22 February 2013 by Luke

##Hypnopaedia

Well, wouldn’t it be good if you could just fall asleep and wake up knowing fluent French, or Spanish? Hypnopaedia is just that, the ability to educate the mind while sleeping. Looking at authors of science fiction such as Aldous Huxley you can see the ‘technofuture utopia’ that we’d all be wondering if one day we ended up in with the ability to educate yourself while you sleep. In the book a Brave New World the ability to educate people’s minds while they sleep is used to condition people into staying within their designated part of society. The main antagonist ends up hanging himself, possibly a sign that maybe this shouldn’t be the way forward with this method of education. The novel, A Clockwork Orange, also sees sleep-learning techniques used upon the main character, however it is to no avail.
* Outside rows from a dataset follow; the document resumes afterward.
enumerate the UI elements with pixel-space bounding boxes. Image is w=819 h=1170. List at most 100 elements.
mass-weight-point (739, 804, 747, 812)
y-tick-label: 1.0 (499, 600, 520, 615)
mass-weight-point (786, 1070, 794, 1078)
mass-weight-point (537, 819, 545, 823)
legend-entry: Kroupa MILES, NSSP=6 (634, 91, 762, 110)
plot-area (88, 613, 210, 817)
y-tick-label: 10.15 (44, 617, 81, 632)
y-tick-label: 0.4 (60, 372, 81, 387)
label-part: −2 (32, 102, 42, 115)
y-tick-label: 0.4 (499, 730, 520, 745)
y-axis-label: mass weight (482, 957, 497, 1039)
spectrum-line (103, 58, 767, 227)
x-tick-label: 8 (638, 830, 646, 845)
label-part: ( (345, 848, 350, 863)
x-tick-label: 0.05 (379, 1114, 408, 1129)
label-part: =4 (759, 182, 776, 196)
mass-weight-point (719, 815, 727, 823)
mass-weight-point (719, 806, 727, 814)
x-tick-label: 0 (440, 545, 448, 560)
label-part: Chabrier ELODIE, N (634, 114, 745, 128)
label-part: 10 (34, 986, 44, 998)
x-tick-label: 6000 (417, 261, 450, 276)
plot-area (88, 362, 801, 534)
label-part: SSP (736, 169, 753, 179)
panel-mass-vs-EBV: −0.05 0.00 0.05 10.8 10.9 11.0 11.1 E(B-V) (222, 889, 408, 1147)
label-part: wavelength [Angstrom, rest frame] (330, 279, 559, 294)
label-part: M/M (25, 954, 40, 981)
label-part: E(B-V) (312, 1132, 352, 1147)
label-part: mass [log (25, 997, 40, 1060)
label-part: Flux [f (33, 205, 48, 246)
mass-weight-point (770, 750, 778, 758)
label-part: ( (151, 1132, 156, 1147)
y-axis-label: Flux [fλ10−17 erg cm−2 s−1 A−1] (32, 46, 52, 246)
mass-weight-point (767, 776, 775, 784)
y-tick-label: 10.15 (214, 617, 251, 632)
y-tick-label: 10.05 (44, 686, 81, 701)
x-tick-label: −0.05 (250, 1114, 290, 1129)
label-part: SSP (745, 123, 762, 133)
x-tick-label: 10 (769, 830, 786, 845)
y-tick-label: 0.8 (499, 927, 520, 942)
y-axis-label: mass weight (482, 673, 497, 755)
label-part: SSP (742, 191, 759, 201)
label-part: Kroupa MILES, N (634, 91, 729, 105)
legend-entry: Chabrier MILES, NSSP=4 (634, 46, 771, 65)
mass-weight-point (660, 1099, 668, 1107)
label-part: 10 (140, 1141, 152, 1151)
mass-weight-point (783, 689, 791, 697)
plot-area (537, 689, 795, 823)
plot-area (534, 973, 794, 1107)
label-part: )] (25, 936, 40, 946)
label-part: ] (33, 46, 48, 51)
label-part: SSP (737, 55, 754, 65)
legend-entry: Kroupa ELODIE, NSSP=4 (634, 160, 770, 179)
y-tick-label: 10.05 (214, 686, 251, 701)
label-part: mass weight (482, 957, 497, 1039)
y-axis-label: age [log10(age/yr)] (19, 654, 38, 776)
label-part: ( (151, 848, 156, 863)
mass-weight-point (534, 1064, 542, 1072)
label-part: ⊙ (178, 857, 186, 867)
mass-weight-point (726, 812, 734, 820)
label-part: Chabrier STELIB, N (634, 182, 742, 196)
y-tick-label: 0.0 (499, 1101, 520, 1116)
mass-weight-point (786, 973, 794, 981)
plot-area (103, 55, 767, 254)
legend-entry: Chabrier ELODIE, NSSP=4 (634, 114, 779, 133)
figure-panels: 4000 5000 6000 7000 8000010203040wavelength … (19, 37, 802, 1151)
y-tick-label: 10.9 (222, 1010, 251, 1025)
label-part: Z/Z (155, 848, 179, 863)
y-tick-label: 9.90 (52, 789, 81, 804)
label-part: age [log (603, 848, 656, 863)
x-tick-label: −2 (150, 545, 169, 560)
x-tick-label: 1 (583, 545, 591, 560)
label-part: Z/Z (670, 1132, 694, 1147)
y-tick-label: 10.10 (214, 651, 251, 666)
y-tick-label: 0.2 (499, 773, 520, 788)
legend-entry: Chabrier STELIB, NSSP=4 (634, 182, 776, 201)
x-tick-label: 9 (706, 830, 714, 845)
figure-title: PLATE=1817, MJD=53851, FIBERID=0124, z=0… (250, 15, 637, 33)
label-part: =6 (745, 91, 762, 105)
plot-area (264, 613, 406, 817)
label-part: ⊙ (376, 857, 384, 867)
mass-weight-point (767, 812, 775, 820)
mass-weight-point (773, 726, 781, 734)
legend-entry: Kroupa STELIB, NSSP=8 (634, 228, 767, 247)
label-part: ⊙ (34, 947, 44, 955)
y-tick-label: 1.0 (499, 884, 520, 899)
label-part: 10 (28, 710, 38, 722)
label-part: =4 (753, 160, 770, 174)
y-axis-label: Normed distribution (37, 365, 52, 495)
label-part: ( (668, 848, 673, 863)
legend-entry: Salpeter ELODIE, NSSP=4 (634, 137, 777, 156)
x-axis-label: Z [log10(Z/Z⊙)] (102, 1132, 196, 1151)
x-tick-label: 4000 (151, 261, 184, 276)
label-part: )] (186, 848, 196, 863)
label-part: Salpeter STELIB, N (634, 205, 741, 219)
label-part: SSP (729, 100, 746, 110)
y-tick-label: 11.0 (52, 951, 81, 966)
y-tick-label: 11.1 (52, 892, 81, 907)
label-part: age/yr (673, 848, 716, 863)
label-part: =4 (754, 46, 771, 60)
There was initial optimism about the ability to learn while you sleep and research in 1958 by Dement and Edware Wolpert pointed to external stimuli being able to be interpreted by the mind and incorporated into the dreams of participants, with one subject being squirted with water reported a dream of a leaky roof after being awoken afterwards. Conduit & Coleman in 1998 found that between 10-50% of people report external stimuli being incorporated into their dreams.

While incorporating external stimuli is almost seen as a lower state of function, actually educating the mind during sleep is another layer since the ability to desseminate information to later recall it requires greater mind function. A classic example of incorporating external stimuli within a dream would be where a sleeper hears their alarm in their dreams just before waking. A study by Charles W. Simon and William H. Simmons 1956 found that recalling material when awake was low unless alpha wave activity was observed, which also meant that the subject was going to awaken.

##Pavlov and his dogs

The ability to teach the body to respond to a stimulus can be found from Pavlov’s famous experiment involving dogs, a bell, a bowl of dog food and a lot of dog slobber. Pavlov conditioned the dogs to salivate if he conditioned them to associate a bell with being fed, thus if he rang the bell but didn’t feed them the dogs would still salivate. However this required a positive physiological response from the body which in Pavlov’s case was the food. However in 2012, Anat Arzi of the Weizmann Institute of Science in Israel used classical conditioning to teach fifty five participants to associate odors with sounds as they slept. Anat Arzi is quoted as saying “There will be clear limits on what we can learn in sleep, but I speculate that they will be beyond what we have demonstrated.”

##Directing Dreams

Luke Jerram, a digital artist, has worked on projects involving this ability to enhance and alter the dreams of participants in his installations - a notable installation being Dream Director which aims to raise questions about the rules of interaction and boundaries of science and art. The participants within the installation are allocated sleep pods, each one having specific sounds that are used to try to alter their dreams - during the day the public are invited to log their own dreams or view the logs of the participants dreams. While Jerram aimed to simply mold the dream around an external stimuli in the same fashion as Dement and Edware Wolpert in 1958, we would like to further push them into being able to recall the information that we pass to them during their sleep.